Scientists from the University of Arizona (UA) led by Bruce Tabashnik, a renowned entomologist, published a paper in Nature Biotechnology on the possibility of cotton bollworm/corn earworm (Helicoverpa zea) gaining resistance to the Bt toxins contained in transgenic Bt cotton and Bt corn. An article, authored by a team of international researchers and published on this month's issue of the journal, ‘questions' the conclusion of Tabashnik and colleagues.

Moar and colleagues noted that the UA researchers' definition of Bt resistance "is purely laboratory based, whereas field efficacy and larval survival on plant tissues are the ultimate criteria for contextualizing laboratory-based estimates of resistance". They further explained that the larval samples should not be collected from Bt crops because they will not be representative of the population as a whole, especially for highly mobile insects such as the cotton bollworm.

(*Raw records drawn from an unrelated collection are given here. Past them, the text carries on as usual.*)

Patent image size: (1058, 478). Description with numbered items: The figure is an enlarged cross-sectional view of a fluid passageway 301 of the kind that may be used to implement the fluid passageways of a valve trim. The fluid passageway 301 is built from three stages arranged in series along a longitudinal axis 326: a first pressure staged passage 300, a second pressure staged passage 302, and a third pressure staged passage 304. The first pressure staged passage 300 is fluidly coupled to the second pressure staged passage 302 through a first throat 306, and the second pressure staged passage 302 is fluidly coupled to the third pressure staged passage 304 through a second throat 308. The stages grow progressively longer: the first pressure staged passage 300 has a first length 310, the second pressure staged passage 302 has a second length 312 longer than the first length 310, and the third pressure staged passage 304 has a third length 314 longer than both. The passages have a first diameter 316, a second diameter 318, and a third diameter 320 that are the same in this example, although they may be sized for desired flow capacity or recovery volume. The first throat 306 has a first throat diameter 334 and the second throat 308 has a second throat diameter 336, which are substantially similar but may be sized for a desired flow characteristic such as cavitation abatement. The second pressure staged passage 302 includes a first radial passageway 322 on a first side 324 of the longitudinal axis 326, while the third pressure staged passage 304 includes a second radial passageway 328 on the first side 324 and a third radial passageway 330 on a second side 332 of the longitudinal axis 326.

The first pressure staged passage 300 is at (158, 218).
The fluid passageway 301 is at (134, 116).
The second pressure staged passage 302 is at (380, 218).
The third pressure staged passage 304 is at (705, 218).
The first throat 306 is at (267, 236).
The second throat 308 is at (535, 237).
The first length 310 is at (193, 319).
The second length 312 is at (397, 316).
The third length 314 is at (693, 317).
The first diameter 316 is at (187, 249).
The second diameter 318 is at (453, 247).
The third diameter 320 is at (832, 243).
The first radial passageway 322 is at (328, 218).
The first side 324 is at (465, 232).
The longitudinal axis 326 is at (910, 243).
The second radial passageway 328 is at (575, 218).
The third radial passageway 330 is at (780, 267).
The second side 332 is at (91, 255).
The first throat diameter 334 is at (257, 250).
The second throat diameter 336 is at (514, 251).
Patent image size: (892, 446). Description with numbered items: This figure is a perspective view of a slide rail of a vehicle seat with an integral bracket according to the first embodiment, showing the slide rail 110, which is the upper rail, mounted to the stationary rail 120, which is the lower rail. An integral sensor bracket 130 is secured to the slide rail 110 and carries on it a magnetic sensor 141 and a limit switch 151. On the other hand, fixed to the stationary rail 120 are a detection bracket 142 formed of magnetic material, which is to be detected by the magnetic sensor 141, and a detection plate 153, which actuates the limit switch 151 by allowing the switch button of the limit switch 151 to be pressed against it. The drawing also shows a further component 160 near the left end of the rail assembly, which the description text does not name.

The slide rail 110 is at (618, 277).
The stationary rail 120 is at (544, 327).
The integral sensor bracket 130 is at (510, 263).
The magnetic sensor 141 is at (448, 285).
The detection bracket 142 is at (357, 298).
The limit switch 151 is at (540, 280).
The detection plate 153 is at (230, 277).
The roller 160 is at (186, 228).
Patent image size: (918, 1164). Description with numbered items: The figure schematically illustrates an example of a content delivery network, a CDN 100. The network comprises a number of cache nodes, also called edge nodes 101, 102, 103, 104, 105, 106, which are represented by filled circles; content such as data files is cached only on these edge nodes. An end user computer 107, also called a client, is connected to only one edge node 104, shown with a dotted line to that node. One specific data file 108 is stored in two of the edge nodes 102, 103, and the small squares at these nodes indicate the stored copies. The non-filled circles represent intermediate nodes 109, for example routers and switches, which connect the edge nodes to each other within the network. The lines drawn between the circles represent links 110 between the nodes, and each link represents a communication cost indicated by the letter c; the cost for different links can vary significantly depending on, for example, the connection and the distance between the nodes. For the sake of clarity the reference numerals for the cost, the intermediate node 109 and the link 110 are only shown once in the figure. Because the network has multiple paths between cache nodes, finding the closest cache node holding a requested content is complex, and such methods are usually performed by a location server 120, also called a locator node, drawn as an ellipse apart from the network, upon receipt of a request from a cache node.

The researcher also questioned the values used to measure resistance, which according to them will introduce artifacts into the analysis.

The paper available at http://dx.doi.org/10.1038/nbt1008-1072

Tabashnik and colleagues, in a separate article, responded to these questions. They provided additional evidences to show that the field-evolved resistance documented with laboratory diet bioassays is associated with increased survival on Bt cotton leaves and control problems in the field.